If they had implemented some form of readback and check-at-base like I suspect my local bus company does* then they could match card IDs to wildly changing balances and invalidate the IDs of the cards that are being hacked.
Another layer of security such as combining the current balance, the date/time of last transaction and using the card ID as a salt being pumped into a simple bcrypt routine to produce a validation hash would have also foiled this method.
This sounds like sloppy implementation security around guarding the validity of the balance. Nothing to see here.
Bank cards are a different matter. My bank card identifies itself to my phone as a simple Mifare Classic, with a lot of locked sectors. Nothing unusual. When presented to my cracking tool my bank card thinks about it then starts to return timeouts on the sector probes. On the second run, my bank card times out immediately and refuses to talk to the reader. While the chip structure of my bank card may well be a Classic inside, there is something else in there. There is a guard that is sitting between the RFID interface and the chip that is preventing the repeated probings needed to crack the keys. Your bank cards are safe for a while.
*My local bus company uses Desfire cards, so I haven't been able to check their methods.
There was a guy who made a microcontroller based mifare read/writer, which could emulate the oyster cards used on London transport. In addition to reading and writing the contents on the oyster card, he could clone the cards of others then use those accounts for travel.
He never released the code and specs of what he did, but I remember there being a bit of a rukus a couple of years later about a large number of fraudulent oyster top-ups popping up, with TFL making changes to the system (Oyster is Mifare classic, from what I remember).
Presumably now they don't store the balance on the card, but some sort of ID which is linked to a central account.
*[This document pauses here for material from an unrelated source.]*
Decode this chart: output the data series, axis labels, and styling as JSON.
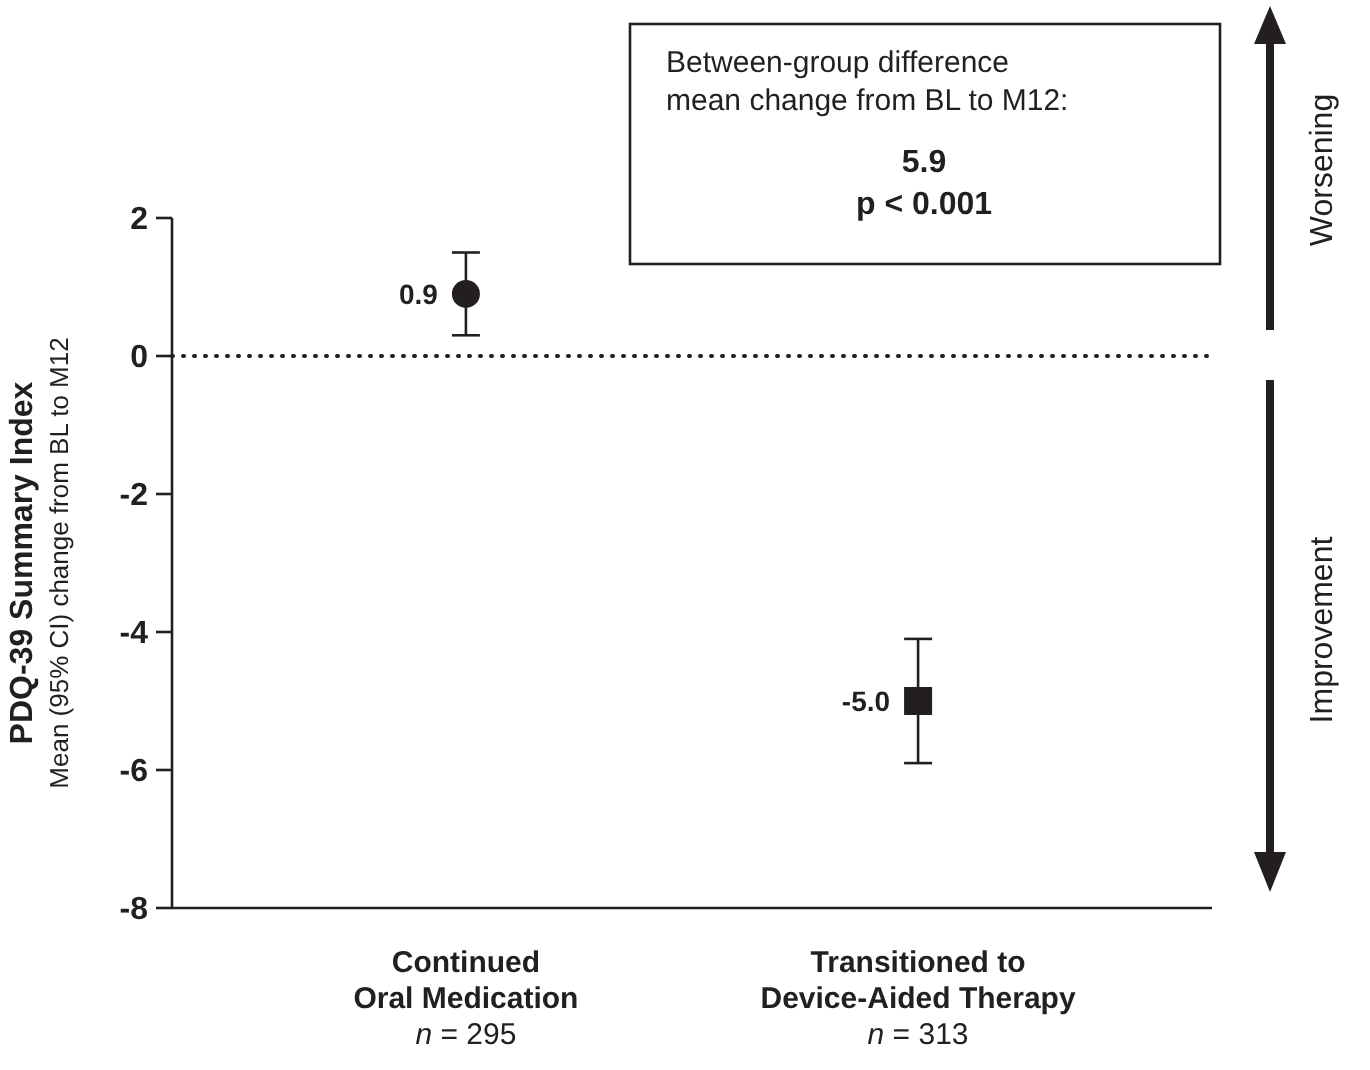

Still possible to clone them, but not to just issue "free" top ups.
It was deemed too expensive to rip out every single Oyster-enabled device and replace with a newer system, so I suspect that the above loophole is still viable, for those with the time and inclination for it.
"The problem is, indeed, the lowest security cards are the cheapest. And NXP, of course, is not withdrawing lowest sec cards because of low cost and massive revenue (people don't understand security and of course buy the cheapest)."
Maybe they *do* understand security. Given they're loading $16 on the card, and it's for an intangible asset (unauthorized use of the transit) rather than tangible (lifting $16 worth of items from a store or something), they may have gone in knowing they were not getting the highest security card, ran the numbers and figured the card cost savings outweighed the fraud risk. I wonder if it could be "fixed" on the back end like the Dutch system in a post above, so "Android reloaded" cards would be deactivated.